Releasing details of suspects who have not yet been arrested is a different problem. Stating that a suspect is generally white is unlikely to have consequences for white Australians. However, stating that a suspect is of African, Aboriginal or Lebanese descent can cast the entire community under suspicion.
About the author
Tamar Hopkins is an honorary fellow of the Faculty of Social and Political Sciences at the University of Melbourne.
This article was first published by. Speech and is republished under a Creative Commons license. Read original article.
As a result, disclosing the race and nationality of unidentified suspects is not a safe practice and can only be justified in conjunction with other highly detailed disclosures that are time-sensitive. These include height, age, gender, weight, beard, hair length, tattoos, clothing color, backpack color, and where they were last seen (within a one-hour time frame).

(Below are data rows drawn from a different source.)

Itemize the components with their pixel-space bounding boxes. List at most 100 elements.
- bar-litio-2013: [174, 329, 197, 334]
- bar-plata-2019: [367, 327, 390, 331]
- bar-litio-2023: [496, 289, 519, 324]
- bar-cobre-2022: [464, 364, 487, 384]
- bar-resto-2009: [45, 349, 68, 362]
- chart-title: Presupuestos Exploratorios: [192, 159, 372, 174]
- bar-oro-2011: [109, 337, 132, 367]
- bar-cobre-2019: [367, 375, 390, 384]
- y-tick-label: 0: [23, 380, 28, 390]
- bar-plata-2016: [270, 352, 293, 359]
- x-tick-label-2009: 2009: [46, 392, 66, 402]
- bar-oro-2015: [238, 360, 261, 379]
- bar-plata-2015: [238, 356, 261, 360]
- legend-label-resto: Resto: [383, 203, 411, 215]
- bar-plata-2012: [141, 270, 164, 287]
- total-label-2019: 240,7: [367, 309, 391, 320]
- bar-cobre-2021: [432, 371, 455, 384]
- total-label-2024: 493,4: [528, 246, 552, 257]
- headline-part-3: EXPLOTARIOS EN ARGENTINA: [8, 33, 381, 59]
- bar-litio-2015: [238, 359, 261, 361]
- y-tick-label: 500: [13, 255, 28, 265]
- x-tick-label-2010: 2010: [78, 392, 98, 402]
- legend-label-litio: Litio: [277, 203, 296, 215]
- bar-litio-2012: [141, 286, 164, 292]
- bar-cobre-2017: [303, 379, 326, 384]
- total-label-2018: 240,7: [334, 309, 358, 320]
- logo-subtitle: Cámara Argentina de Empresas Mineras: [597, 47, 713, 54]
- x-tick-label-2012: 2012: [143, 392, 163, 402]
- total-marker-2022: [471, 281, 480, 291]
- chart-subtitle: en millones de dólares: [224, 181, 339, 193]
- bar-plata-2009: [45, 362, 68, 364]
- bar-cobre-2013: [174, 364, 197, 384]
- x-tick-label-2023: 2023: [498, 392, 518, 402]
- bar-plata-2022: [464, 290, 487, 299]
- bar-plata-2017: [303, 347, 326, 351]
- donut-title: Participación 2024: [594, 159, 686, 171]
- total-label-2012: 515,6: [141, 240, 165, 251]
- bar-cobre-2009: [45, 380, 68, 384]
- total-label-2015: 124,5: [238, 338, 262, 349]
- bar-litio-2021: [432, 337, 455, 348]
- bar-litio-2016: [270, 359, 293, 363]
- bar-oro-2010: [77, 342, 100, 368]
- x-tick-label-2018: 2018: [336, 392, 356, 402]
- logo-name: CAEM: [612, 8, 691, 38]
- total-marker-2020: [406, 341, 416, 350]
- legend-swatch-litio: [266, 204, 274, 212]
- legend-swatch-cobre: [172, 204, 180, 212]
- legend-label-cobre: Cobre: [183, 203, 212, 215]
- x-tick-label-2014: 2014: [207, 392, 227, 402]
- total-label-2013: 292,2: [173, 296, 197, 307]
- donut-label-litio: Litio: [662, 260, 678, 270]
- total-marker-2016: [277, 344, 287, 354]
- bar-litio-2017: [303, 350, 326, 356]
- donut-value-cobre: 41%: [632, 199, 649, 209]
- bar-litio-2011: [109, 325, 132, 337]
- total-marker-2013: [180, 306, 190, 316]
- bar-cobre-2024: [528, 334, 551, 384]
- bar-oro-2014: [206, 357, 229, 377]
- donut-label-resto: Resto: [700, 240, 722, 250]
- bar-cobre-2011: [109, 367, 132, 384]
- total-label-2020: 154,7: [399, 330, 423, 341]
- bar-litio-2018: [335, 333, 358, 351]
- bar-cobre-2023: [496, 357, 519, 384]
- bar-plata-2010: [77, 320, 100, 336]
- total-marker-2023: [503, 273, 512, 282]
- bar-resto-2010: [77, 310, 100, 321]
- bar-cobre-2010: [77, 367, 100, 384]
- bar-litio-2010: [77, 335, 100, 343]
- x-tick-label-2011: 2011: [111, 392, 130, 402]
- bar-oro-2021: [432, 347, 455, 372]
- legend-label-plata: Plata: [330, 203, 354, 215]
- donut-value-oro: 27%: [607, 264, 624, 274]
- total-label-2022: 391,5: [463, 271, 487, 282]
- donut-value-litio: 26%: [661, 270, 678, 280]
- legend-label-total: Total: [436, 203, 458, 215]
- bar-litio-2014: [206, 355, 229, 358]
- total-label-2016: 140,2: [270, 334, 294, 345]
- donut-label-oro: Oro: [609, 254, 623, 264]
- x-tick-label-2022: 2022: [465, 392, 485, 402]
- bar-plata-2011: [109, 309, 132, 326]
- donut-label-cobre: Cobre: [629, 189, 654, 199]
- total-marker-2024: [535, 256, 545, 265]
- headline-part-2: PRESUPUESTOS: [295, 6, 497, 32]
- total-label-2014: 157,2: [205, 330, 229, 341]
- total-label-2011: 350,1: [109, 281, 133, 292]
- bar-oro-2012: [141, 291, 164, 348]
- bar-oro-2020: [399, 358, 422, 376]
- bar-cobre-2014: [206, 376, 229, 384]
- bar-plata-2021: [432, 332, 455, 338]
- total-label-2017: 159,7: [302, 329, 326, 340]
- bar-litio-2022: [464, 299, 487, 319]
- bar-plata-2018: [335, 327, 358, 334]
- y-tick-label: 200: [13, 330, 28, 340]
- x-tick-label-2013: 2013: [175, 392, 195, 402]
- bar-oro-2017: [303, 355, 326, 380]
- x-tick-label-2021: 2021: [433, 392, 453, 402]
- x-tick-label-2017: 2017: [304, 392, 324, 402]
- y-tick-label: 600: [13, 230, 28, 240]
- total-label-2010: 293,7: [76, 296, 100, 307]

Otherwise, any male or female member of an ethnic community could be interrogated for “fitting the description,” as is routinely the case.
A very small number of Australian states and territories have issued guidelines on the publication of ethnic appearance data in high-profile cases.
New South Wales police prohibit public disclosure of a suspect’s ethnicity after arrest, but allow it when combined with a physical description at the pre-arrest stage. Victoria police are allowing disclosure of the perceived ethnicity of wanted suspects as a last resort.
These policies should be revisited to prevent racial profiling and the exacerbation of racial biases in right-wing media coverage of crime.
What can be done to combat the problem?
Unfortunately, while it is important to address misinformation circulating in the public, the police themselves are not beyond racial bias.
I founded the Racial Profiling Data Monitoring Project, which aims to monitor Victoria police compliance with the racial profiling ban in 2015.
Victoria police data to be released by the monitoring project later this month reveals that in 2024, police are 15 times more likely to search Aboriginal people than white people, and 8.6 times more likely to search people they perceive to be African than those perceived to be white.
These data show that police are consistently more suspicious of certain racial groups. It also supports the findings of other studies on racial profiling.
Publishing aggregated data like this is critical to understanding systemic bias. This should be a priority not only for independent monitoring groups but also for police oversight agencies.
While reducing racial crime discourse and the spread of bias in the media is an important step in combating police racial profiling, more is needed.
One important step is to reduce the level of discretion police have in determining who to stop, question and search. Unfortunately, legislation in Victoria increasingly expands police powers to search people without reasonable grounds.
Police in every state and territory should create or change policies to take implicit bias into account when deciding how and when to release information about suspects’ race and nationality. More caution should be exercised in cases involving First Nations people and non-white immigrants.